Kebetulan hari ini pulang cepat karena para guru akan mengadakan rapat tahunan. Aku pun mengajak hafa segera pulang. Dengan jalan kaki aku selalu menggadeng erat tangan hafa yang suka lari-lari mengejar kupu-kupu dan kadang mengejar pedagang es krim padahal kami tak bawa uang lebih, kadang juga kami berhutang pada tukang es krim itu.

Hmmm..., melewati taman bunga mini milik pak salih kami berhenti sejenak untuk menikmati indahnya bunga yang bermekaran. Hafa sangat menyukainya, bunga paling indah menurutnya adalah mawar kuning yang jarang dijumpai di manapun. Setiap kali lewat pasti dia foto selfie. Banyak sekali koleksi fotonya diantara bunga-bunga yang cantik. Begitulah anak keci. Terkadang dia suka menangis sendiri melihat kupu-kupu yang hinggap di tanaman bunga itu.

“Kak…, apakah kupu-kupu itu adalah Ayah?” sambil menunjuk kupu-kupu yang beterbangan diantara bunga-bunga di kebun itu.

“Kupu-kupu berasal dari kepompong Fa, masak Ayah berubah jadi kupu-kupu?” terangku.

“Kata teman-temanku orang yang meninggal akan berubah menjadi kupu-kupu dan mengunjungi keluarganya.” Tambahnya.

“Enggak Fa, Ayah sekarang sudah tenang di surga.
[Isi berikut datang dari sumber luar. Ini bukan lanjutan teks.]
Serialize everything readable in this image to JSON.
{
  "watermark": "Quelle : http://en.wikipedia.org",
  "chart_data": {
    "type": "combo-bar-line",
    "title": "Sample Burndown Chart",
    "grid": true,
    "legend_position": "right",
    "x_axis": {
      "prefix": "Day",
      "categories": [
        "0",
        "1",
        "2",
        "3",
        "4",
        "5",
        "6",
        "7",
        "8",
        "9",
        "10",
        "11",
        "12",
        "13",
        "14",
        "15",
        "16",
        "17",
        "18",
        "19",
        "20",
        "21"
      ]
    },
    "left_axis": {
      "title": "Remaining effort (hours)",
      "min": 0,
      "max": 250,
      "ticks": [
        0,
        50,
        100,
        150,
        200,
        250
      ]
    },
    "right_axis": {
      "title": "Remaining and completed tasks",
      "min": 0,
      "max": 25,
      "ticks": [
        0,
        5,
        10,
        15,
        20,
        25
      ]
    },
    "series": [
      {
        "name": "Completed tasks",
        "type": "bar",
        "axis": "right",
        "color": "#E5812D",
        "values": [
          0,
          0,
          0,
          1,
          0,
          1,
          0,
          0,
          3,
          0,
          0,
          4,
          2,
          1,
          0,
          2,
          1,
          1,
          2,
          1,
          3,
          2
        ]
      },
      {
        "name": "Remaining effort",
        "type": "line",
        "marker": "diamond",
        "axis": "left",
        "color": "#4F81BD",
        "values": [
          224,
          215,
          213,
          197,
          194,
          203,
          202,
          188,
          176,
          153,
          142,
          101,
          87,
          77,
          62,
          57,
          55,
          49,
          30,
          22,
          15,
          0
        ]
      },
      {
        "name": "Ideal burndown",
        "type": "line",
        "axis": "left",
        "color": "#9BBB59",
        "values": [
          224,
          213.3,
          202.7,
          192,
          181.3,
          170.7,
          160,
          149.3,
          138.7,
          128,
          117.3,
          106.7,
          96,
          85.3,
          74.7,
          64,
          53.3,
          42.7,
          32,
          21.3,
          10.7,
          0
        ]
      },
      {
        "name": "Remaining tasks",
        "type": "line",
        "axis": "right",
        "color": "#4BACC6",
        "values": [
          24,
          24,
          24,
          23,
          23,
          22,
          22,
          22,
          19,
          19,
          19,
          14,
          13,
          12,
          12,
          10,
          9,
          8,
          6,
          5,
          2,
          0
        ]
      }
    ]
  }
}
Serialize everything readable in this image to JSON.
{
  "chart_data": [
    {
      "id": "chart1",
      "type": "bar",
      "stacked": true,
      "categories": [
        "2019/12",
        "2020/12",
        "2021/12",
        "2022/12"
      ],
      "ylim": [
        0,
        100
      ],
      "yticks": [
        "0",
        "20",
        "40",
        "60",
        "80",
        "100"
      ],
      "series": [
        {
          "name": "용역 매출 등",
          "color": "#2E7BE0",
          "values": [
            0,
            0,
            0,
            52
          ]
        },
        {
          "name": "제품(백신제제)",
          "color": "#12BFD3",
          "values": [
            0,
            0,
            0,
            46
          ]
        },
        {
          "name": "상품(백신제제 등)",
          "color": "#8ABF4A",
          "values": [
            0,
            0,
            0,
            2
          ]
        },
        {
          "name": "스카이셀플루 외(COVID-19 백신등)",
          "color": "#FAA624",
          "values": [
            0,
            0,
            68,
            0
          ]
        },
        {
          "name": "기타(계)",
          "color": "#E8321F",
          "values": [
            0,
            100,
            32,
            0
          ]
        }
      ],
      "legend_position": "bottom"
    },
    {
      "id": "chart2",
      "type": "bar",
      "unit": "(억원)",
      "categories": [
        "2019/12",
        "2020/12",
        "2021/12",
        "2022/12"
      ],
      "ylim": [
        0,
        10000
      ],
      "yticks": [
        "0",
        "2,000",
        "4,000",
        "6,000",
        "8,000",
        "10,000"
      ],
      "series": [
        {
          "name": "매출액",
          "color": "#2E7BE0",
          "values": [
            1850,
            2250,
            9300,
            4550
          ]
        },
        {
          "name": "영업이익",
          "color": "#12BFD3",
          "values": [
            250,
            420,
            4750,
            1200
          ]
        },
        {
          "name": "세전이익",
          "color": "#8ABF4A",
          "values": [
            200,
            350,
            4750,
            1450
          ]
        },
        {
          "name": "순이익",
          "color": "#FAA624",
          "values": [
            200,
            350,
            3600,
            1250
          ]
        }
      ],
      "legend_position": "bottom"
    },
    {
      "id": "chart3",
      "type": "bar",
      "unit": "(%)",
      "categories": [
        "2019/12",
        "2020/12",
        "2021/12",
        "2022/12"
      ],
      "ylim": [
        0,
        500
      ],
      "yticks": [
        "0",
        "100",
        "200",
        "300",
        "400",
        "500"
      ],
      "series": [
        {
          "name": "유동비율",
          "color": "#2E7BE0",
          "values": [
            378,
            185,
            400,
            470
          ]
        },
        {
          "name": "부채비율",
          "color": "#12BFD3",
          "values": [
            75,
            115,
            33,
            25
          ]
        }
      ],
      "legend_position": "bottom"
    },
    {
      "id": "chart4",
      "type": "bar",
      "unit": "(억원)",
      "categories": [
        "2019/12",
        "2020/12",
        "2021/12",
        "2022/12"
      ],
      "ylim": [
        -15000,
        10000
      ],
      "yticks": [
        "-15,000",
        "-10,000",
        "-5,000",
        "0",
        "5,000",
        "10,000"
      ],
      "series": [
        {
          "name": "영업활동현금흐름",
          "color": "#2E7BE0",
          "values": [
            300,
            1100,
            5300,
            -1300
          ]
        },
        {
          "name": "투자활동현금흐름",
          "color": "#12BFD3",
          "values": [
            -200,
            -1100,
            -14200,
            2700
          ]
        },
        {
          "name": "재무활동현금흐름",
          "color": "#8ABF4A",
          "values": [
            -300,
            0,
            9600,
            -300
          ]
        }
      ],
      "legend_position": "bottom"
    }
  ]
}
Kalau Kamu kangen dengan Ayah doakan saja, itu adalah obat yang sangat manjur.” Nasihatku padanya.

“Begitu ya Kak…ya deh kalau Aku kangen akan berdoa.” Katanya dengan senyuman.

“Ya sudah Kita pulang yuk…pasti Ibu sudah menunggu.” Aku pun berlalu menuju rumah.

Sejuknya suasana kampung dengan pepohonan yang rindang dan bunga-bunga yang bermekaran mampu menerobos hatiku yang gelisah berubah menjadi gairah. Sudah puas kami bermain-main di sana lalu melanjutkan langkah kaki menuju rumah. Terik mentari yang mulai menyemburkan hawa panas membuat kami sedikit berlari.

Sesampainya di rumah kudapati ibu terengah-engah nafasnya, seperti baru saja melakukan pekerjaan yang sangat berat. Terang saja berat duka laranya masih menyelimuti jiwa. Kesepian dihatinya ia lampiaskan dengan aktifitasnya di pabrik yang akan mulai dibuka.

“Bu…, Aku ingin membantu Ibu menjalankan mesin itu.” Sahutku yang masih mengenakan seragam sekolah.